At DataAutomation, we use the AWS Step Functions service pretty extensively. It provides a pretty nice, modular framework for us to build custom workflows for customers. We do millions of requests per day to the service. We also use AWS GuardDuty for threat detection.
GuardDuty monitors the CloudTrail log for odd things happening on your AWS Account. It also monitors for suspicious network traffic, and potential weaknesses on your EC2 instances, among other things. I actually like Guard Duty quite a bit.
I have one complaint about this combination of AWS usage though. With our high volume usage of AWS Step Functions, all of those common State Machine usage events like creating tasks, executing the tasks, and deleting them all go through CloudTrail, and thus through Guard Duty for monitoring.
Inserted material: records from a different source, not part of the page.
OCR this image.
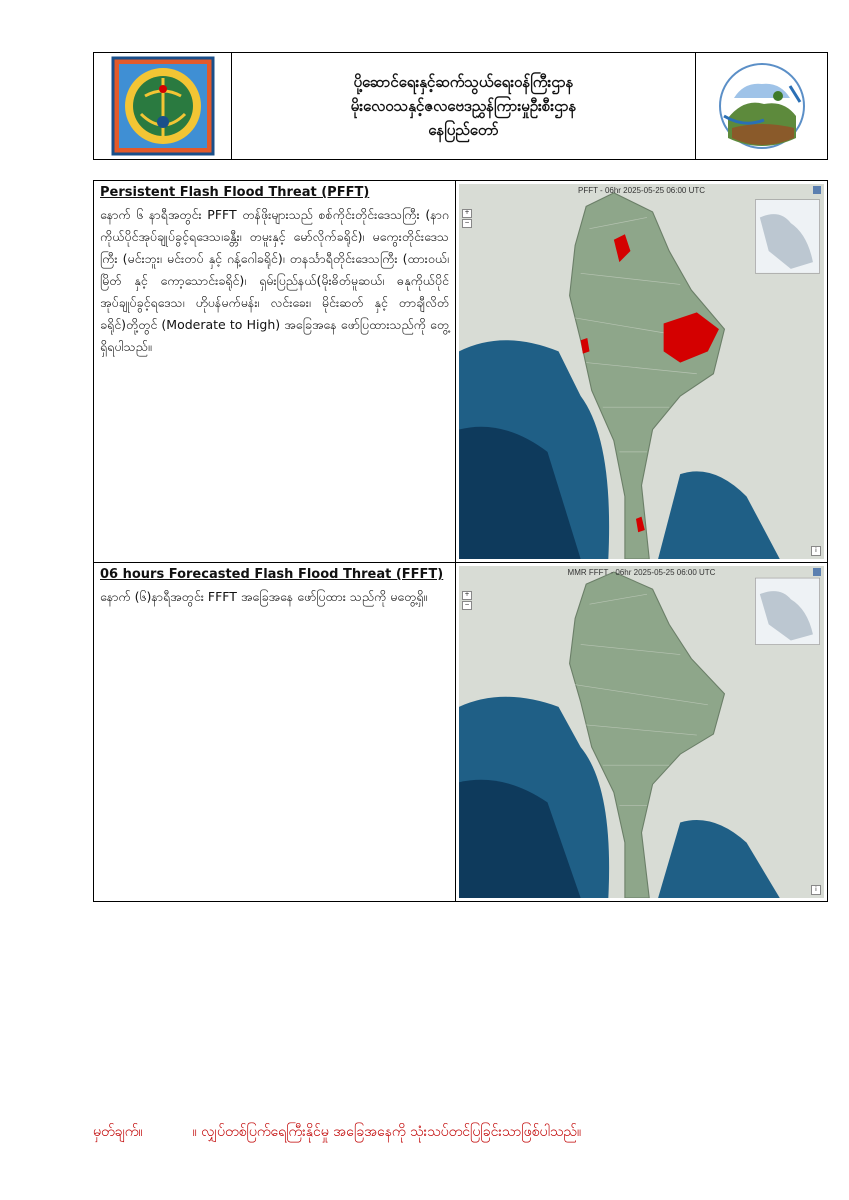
ပို့ဆောင်ရေးနှင့်ဆက်သွယ်ရေးဝန်ကြီးဌာန
မိုးလေဝသနှင့်ဇလဗေဒညွှန်ကြားမှုဦးစီးဌာန
နေပြည်တော်
Persistent Flash Flood Threat (PFFT)
နောက် ၆ နာရီအတွင်း PFFT တန်ဖိုးများသည် စစ်ကိုင်းတိုင်းဒေသကြီး (နာဂကိုယ်ပိုင်အုပ်ချုပ်ခွင့်ရဒေသ၊ခန္တီး၊ တမူးနှင့် မော်လိုက်ခရိုင်)၊ မကွေးတိုင်းဒေသကြီး (မင်းဘူး၊ မင်းတပ် နှင့် ဂန့်ဂေါခရိုင်)၊ တနင်္သာရီတိုင်းဒေသကြီး (ထားဝယ်၊ မြိတ် နှင့် ကော့သောင်းခရိုင်)၊ ရှမ်းပြည်နယ်(မိုးဓိတ်မူဆယ်၊ ဓနုကိုယ်ပိုင်အုပ်ချုပ်ခွင့်ရဒေသ၊ ဟိုပန်မက်မန်း၊ လင်းခေး၊ မိုင်းဆတ် နှင့် တာချီလိတ်ခရိုင်)တို့တွင် (Moderate to High) အခြေအနေ ဖော်ပြထားသည်ကို တွေ့ရှိရပါသည်။
PFFT - 06hr 2025-05-25 06:00 UTC
+
−
i
06 hours Forecasted Flash Flood Threat (FFFT)
နောက် (၆)နာရီအတွင်း FFFT အခြေအနေ ဖော်ပြထား သည်ကို မတွေ့ရှိ။
MMR FFFT - 06hr 2025-05-25 06:00 UTC
+
−
i
မှတ်ချက်။	။ လျှပ်တစ်ပြက်ရေကြီးနိုင်မှု အခြေအနေကို သုံးသပ်တင်ပြခြင်းသာဖြစ်ပါသည်။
GuardDuty can get kindof expensive for this since we’re generating hundreds of thousands or millions of events per day.
S3 and DynamoDB are similar in this respect. When using those services, you can quickly rack up millions of events very quickly. They have a solution that classifies events as either “Management Events” or “Data Events”. Management Events include things like Creating a new S3 Bucket, or changing policies on the bucket. Data events include things like adding, reading or deleting items from the bucket. On the DynamoDB side, Management Events include events like Creating or modifying tables, or access to the tables, while Data Events include things like reading or writing to the tables.
Step Function does include one Data Event, that is InvokeHTTPEndpoint. However, I’d like for the Step Functions team to consider making the events related to “Using” the service into data events as well. This list of events should include all of the Execution events (StartExecution, StartSyncExecution, RedriveExecution, ListExecutions, DescribeExecution, GetExecutionHistory, DescribeStateMachineForExecution, StopExecution) and the Task Token events (SendTaskSuccess, SendTaskHeartbeat, and SendTaskFailure), as well as the GetActivityTask event
I have created an AWS support ticket to try and explain this in as much detail as possible to the Step Functions team. I think it gets lost inside AWS because the effects are not readily apparent to the Step Machine team, since the cost ends up associated with Guard Duty. If you have similar problems, I encourage you to create similar ticket with detailed explanation and that it get directed to the Step Functions team, who I believe is the most qualified team to make this change.